In this version, it's easier not to think about it as the web. Just think of it as an arbitrary graph. Because now we will treat the links as undirected, or symmetric. That's to say, if we can transition from node A to node B, we can transition from node B to node A. (Important: in the data file, the links are only given in one direction. So if the file says there's an edge A -> B, you need to also put in the edge B -> A.)

The walk we'll do on this undirected graph:

- Start at a page and randomly pick one of the neighbors (with equal probabilities).
- To avoid the possibility that the Markov chain could be periodic--e.g., forcing the walker to go back and forth between two pages forever--we'll add a small probability of staying in the same place for a step.
- Let
`beta`= probability of staying put. That's the probability of the transition being just to the current state. Then`(1 - beta) / N`is the transition probability for each of your N neighbors. (In the graphs provided, every node has at least one neighbor; the graph is*connected*.)

(Reviewing from class and the textbook . . .)

A Markov chain can be represented by a stochastic transition matrix; let's call it C. Its (i, j) entry (ith row, jth column) represents the probability of transitioning from state i to state j.

Then, the current state of a walker can
be represented as a row vector; call it **v**. E.g.,
if the vector is (1, 0, 0),
they are in
state 1 (of a 3-state chain).
Or they can
probabilistically be in any of multiple states--e.g., (1/3, 1/3, 1/3) gives equal probability
to each. The next state of a walker is a new vector
obtained by computing **v**C = **v'**. (For example, if the initial
state is (1, 0, 0), then multiplying **v**C just picks off the top row of C.
This should make sense: if you're coming from state 1, the top row represents where
you might go. If you're coming from a mixture of states, then the calculation
combines where you might go from each of them.)
The new state after two
transitions is then **v'**C = **v**C^{2}. After `n`
transitions it's **v**C^{n}.

After many many transitions, the walker may reach a steady state. This means that given the current distribution over states, after one more transition, the next distribution over states is the same. If that steady state vector were (1/4, 1/2, 1/4), that would mean that over the long term, after we've been walking around for a while, we'll be in state 2 about 1/2 the time and the others each 1/4 of the time.
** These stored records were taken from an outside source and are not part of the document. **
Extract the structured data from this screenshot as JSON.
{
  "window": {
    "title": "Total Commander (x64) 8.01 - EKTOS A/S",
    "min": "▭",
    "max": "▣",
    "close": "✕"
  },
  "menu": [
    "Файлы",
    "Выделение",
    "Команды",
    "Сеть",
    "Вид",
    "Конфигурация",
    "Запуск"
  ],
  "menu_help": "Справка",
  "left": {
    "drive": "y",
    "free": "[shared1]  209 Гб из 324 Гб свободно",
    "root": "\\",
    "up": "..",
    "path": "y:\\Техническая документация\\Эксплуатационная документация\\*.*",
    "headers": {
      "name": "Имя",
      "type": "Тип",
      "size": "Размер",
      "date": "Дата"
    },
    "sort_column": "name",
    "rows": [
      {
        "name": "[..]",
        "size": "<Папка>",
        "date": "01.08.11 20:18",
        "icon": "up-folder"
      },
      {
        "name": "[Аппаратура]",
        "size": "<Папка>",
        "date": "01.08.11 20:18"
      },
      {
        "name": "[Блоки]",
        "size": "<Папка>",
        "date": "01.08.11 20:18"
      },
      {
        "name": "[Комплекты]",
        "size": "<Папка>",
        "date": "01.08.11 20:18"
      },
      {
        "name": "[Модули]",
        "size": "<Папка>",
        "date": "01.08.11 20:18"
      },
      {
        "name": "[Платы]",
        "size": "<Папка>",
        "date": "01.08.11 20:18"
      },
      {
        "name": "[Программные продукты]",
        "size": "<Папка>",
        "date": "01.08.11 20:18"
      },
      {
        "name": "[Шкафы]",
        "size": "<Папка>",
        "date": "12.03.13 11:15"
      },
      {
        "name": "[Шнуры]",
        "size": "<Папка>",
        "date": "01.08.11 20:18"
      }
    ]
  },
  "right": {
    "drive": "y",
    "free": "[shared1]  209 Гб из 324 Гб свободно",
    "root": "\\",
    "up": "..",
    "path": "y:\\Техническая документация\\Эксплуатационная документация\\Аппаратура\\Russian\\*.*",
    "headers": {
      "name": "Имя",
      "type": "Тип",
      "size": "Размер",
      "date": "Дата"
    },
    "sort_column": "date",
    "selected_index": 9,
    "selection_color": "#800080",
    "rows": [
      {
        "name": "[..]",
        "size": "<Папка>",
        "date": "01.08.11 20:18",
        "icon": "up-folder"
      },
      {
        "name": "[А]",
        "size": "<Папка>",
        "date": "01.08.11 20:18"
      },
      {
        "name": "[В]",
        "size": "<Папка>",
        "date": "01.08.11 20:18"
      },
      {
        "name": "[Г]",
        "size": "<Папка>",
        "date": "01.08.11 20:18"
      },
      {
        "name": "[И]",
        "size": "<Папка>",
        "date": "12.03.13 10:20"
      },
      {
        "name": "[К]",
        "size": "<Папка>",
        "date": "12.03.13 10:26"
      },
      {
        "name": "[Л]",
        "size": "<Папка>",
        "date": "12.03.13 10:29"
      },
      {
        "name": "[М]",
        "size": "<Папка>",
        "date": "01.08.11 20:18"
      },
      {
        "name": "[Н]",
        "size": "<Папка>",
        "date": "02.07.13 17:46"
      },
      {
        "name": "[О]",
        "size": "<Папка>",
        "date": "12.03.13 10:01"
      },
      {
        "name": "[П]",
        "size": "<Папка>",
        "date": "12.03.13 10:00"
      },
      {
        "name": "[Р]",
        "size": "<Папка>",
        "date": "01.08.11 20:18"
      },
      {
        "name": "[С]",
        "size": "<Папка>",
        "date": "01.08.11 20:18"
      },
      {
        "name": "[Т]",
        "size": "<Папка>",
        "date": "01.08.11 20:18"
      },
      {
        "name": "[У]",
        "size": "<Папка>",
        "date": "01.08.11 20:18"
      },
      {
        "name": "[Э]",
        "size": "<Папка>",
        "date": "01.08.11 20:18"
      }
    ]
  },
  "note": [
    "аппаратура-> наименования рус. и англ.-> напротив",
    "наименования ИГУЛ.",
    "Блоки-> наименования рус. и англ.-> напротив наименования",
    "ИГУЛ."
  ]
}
The amazing thing is that . . . well, two amazing things:

- The steady state distribution, if it exists, is independent of the starting place. (Which makes sense when you think about it; you've been bouncing around a long time, long enough to forget where you started.)
- Many Markov chains have such a unique steady state. Every aperiodic, irreducible chain does. (No need to test for those properties here; these chains will be aperiodic and irreducible.)

We'll find the steady state two ways.

First, by Monte Carlo simulation--i.e., actually performing the random walk. Start out somewhere (anywhere), walk around according to the transition matrix for a long time, and keep track of the fraction of time spent in each state. (How to know when it's been long enough? When that vector of state frequencies converges. You could check it once every hundred thousand steps or so.)
Second, analytically. To find the steady state, we'll compute C^{n} as `n`
increases, until it converges, i.e. C^{n+1} = C^{n}. In that
matrix, every row will be equal. Then as said above, the steady state,
**s** = **v**C^{n}, will be the same for every **v**. Take **v** =
(1, 0, 0, . . .) for example. Then **s** = **v**C^{n} will be
just the top row of C^{n}. (And the same holds regardless of
**v**.) So, compute C^{n} until convergence, and return the top
row. Note that in multiplying the matrix by itself, it will be much more
efficient to compute CC = C^{2}, then C^{2}C^{2} =
C^{4}, and so on, doing powers of two.

Read in the file.

Each line of the file describes the links out of one state. For example, the line "3: 57 206" tells us that state 3 has links to states 57 and 206.

- Convert it to a stochastic matrix. For the directed or the
undirected walk. (Need to code both.)
Hint: you will need to read in all the lines first, to know how big the matrix needs to be. Then allocate the matrix. Then go through the lines one by one, filling in the matrix entries.

- Find the steady state probabilities. Either by performing the walk, or by
computing powers of the transition matrix. (Need to code both.)
- Print out the steady state probabilities.
- Take the top 10 most frequently visited states, and look them up in the
file
`page-attributes.txt`describing what webpages they are. (The website data was collected in 1997, so the pages are unlikely to be live. The spreadsheet`page-attributes.txt`first lists the Cornell pages 1-861, then the Texas pages 1-825, etc.) (You may need to dump your output into Excel to sort the pages by steady state freq.)Are the pages those with the highest degrees (for undirected walk)? Do the pages seem important? (Ok if this doesn't turn out to be so; but it's worth checking.)

Then pick one of the schools (any one of the four), and run all 4 combinations of random walks / steady states for it: directed/Monte Carlo simulation, directed/analytical, undirected/Monte Carlo, undirected/analytical. Verify that the simulated and analytical results match. Examine the top 10 as described above and say what you find.

`proj4`

in the
`cs240`

directory of the edlab machines. To get to it, use this link to the ftp server, or see the edlab main page for other ways to connect.
Submit your completed, commented java files along with your writeup to the `cs240`

folder of
your own home directory by midnight on Tuesday, May 12, 2009.